Chinese restaurants are a staple on the Island, so when you’re choosing where to go for Asian cuisine, do you ever open yourself to something new or do you resign yourself to the tried and true? The former can be a gamble and the latter … well, redundant.
Today, my vegan lunch pal and I opt for the thrill of the gamble. Driving along Alakea Street, I’m often drawn to the elegant exterior of The Mandalay with its classy peach-toned marble and granite exterior, so we decide to give it a try.
The veggie items on the dim sum menu are Vegetarian Spring Rolls (3 pieces, $3.50) and Vegetable Rolls (2 pieces, $3.50; lunchtime only, 10:30 a.m.-5 p.m.). The crispy spring rolls contain shredded taro, shredded black fungus, carrots, cabbage and bamboo shoots, and come with a sweet and sour sauce — yummy, but traditional. The vegetarian roll that arrives in a bamboo steamer is more of a surprise. The plump dumpling filled with hunks of tofu, bean curd, black mushroom and baby corn is almost bursting from its cabbage leaf wrapping. A bite into that luscious bundle rewards the palate with an explosion of warm broth from the spongy tofu (we’re told it’s made from bean sprouts) and then there’s a crunch and a satisfying chewiness as your teeth hit the corn and the mushroom.

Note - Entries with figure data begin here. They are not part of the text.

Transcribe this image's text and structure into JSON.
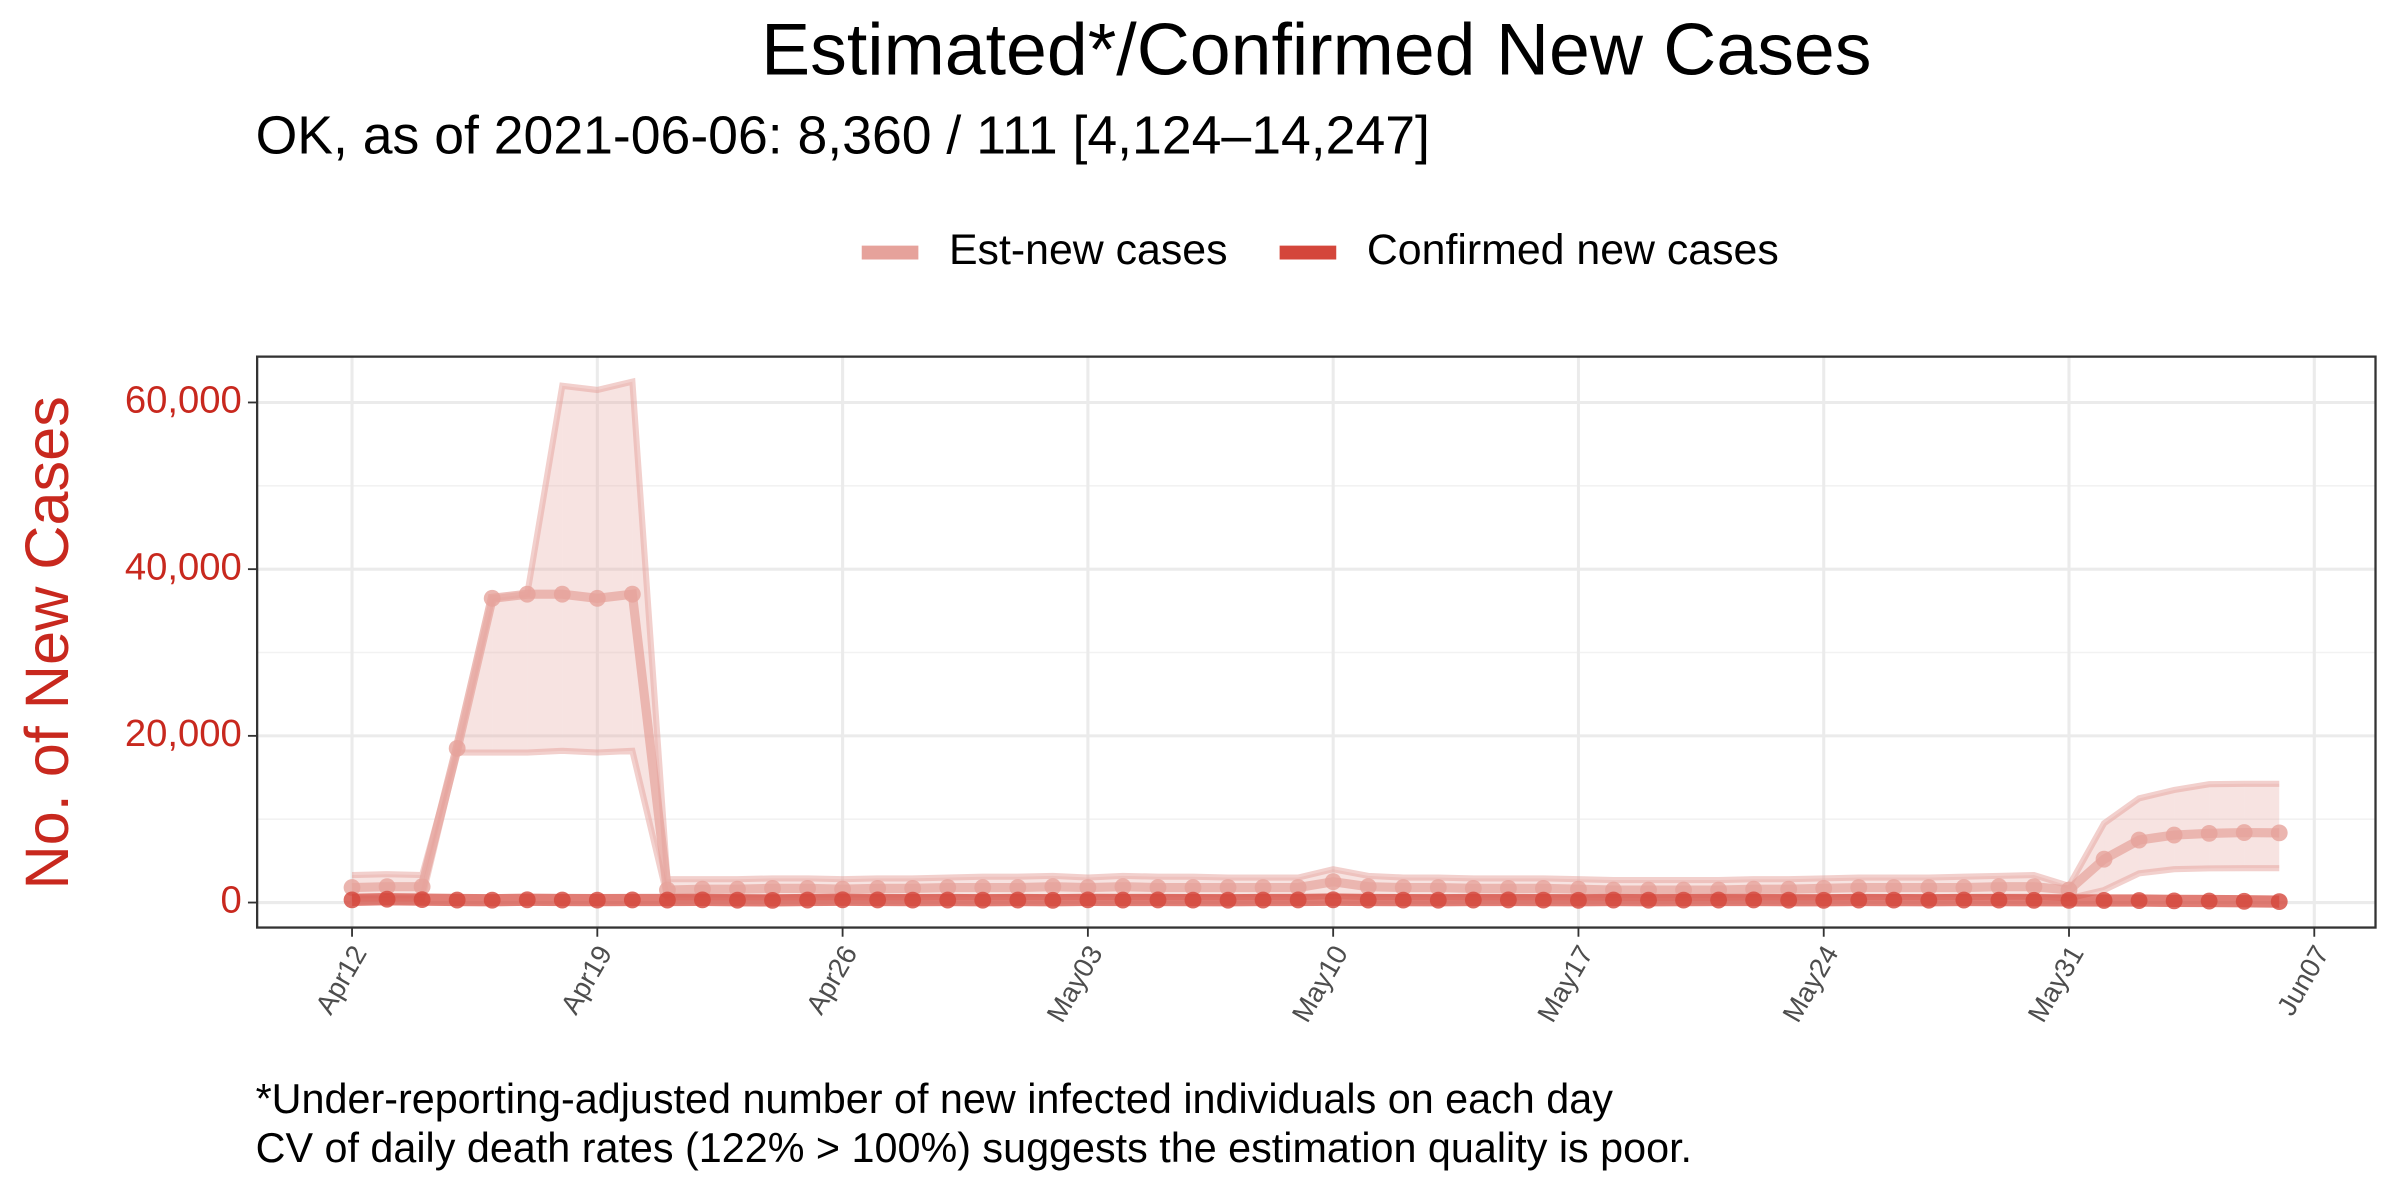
{
  "chart_data": {
    "type": "line",
    "title": "Estimated*/Confirmed New Cases",
    "subtitle": "OK, as of 2021-06-06: 8,360 / 111 [4,124–14,247]",
    "y_label": "No. of New Cases",
    "notes": [
      "*Under-reporting-adjusted number of new infected individuals on each day",
      "CV of daily death rates (122% > 100%) suggests the estimation quality is poor."
    ],
    "x": [
      "Apr12",
      "Apr13",
      "Apr14",
      "Apr15",
      "Apr16",
      "Apr17",
      "Apr18",
      "Apr19",
      "Apr20",
      "Apr21",
      "Apr22",
      "Apr23",
      "Apr24",
      "Apr25",
      "Apr26",
      "Apr27",
      "Apr28",
      "Apr29",
      "Apr30",
      "May01",
      "May02",
      "May03",
      "May04",
      "May05",
      "May06",
      "May07",
      "May08",
      "May09",
      "May10",
      "May11",
      "May12",
      "May13",
      "May14",
      "May15",
      "May16",
      "May17",
      "May18",
      "May19",
      "May20",
      "May21",
      "May22",
      "May23",
      "May24",
      "May25",
      "May26",
      "May27",
      "May28",
      "May29",
      "May30",
      "May31",
      "Jun01",
      "Jun02",
      "Jun03",
      "Jun04",
      "Jun05",
      "Jun06"
    ],
    "series": [
      {
        "name": "Est-new cases",
        "color": "#e6a29b",
        "values": [
          1800,
          1900,
          1900,
          18500,
          36500,
          37000,
          37000,
          36500,
          37000,
          1500,
          1600,
          1600,
          1700,
          1700,
          1600,
          1700,
          1700,
          1800,
          1800,
          1800,
          1900,
          1800,
          1900,
          1800,
          1800,
          1800,
          1800,
          1800,
          2500,
          1900,
          1800,
          1800,
          1700,
          1700,
          1700,
          1600,
          1500,
          1500,
          1500,
          1500,
          1600,
          1600,
          1700,
          1800,
          1800,
          1800,
          1800,
          1900,
          1900,
          1500,
          5200,
          7500,
          8100,
          8300,
          8400,
          8360
        ],
        "lower": [
          500,
          500,
          500,
          18000,
          18000,
          18000,
          18200,
          18000,
          18200,
          600,
          600,
          600,
          600,
          600,
          600,
          600,
          600,
          650,
          650,
          650,
          650,
          650,
          650,
          650,
          650,
          650,
          650,
          650,
          800,
          650,
          650,
          650,
          600,
          600,
          600,
          600,
          550,
          550,
          550,
          550,
          600,
          600,
          600,
          650,
          650,
          650,
          650,
          700,
          700,
          500,
          1500,
          3500,
          4000,
          4100,
          4124,
          4124
        ],
        "upper": [
          3300,
          3400,
          3300,
          18500,
          36500,
          37000,
          62000,
          61500,
          62500,
          2800,
          2800,
          2800,
          2900,
          2900,
          2800,
          2900,
          2900,
          3000,
          3100,
          3100,
          3200,
          3000,
          3200,
          3100,
          3100,
          3000,
          3000,
          3000,
          4000,
          3200,
          3000,
          3000,
          2900,
          2900,
          2900,
          2800,
          2700,
          2700,
          2700,
          2700,
          2800,
          2800,
          2900,
          3000,
          3000,
          3000,
          3100,
          3200,
          3300,
          2000,
          9500,
          12500,
          13500,
          14200,
          14247,
          14247
        ]
      },
      {
        "name": "Confirmed new cases",
        "color": "#d4463b",
        "values": [
          320,
          400,
          350,
          300,
          280,
          330,
          300,
          290,
          310,
          300,
          320,
          280,
          260,
          300,
          330,
          310,
          290,
          300,
          280,
          300,
          270,
          320,
          300,
          310,
          290,
          280,
          300,
          310,
          330,
          300,
          290,
          280,
          300,
          310,
          290,
          270,
          300,
          280,
          290,
          300,
          310,
          280,
          270,
          300,
          290,
          280,
          300,
          290,
          270,
          260,
          250,
          240,
          200,
          180,
          150,
          111
        ]
      }
    ],
    "xticks": [
      "Apr12",
      "Apr19",
      "Apr26",
      "May03",
      "May10",
      "May17",
      "May24",
      "May31",
      "Jun07"
    ],
    "ylim": [
      -3000,
      65500
    ],
    "yticks": [
      0,
      {
        "value": 20000,
        "label": "20,000"
      },
      {
        "value": 40000,
        "label": "40,000"
      },
      {
        "value": 60000,
        "label": "60,000"
      }
    ],
    "grid": true,
    "legend": "top"
  }
}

At our request for something vegan for the main course, our host, owner Linda Chan, feels the challenge. She wants to offer us the popular mu shu dish, but there’s no way around the eggs. She finds a quick solution: Vegetarian Lettuce Wrap ($12.95, not on the menu, must be specially ordered). A plate of six rounds of iceberg lettuce and a dark plum sauce arrive accompanied by a heaping plate of something grainy-looking — it’s just a tan heap, no beautiful flourishes or variety in shape or color.
My companion and I each grab a piece of lettuce, spread on a spoonful of the deep purple sauce, lay on some of the mystery filling and are rewarded with a zesty mouthful of nutty flavors in assorted consistencies, followed by a delicate hint of wok-fried smokiness.
“The filling is water chestnuts, chestnuts, bamboo shoots and mushroom,” reveals Chan. “We stir-fry it with garlic and onion.”
The lettuce is a lighter way than the mu shu wrap to hold it all together and the plum offers a delightful tang.
In the end, we had both eaten to our content. With a toast of our tea cups, a few sips of the jasmine brew rounded off a great meal. We’d made a gamble and with Mandalay we hit the jackpot.
The Mandalay
- Where
- 1055 Alakea Street
- Honolulu, HI 96813
- Call
- (808) 525-8585
- Hours
- Open daily
- 10:30 a.m. – 9 p.m.
- Notes
- Free, validated parking across Alakea Street at Bishop Square after 5 p.m. Monday-Friday and all day Saturday and Sunday.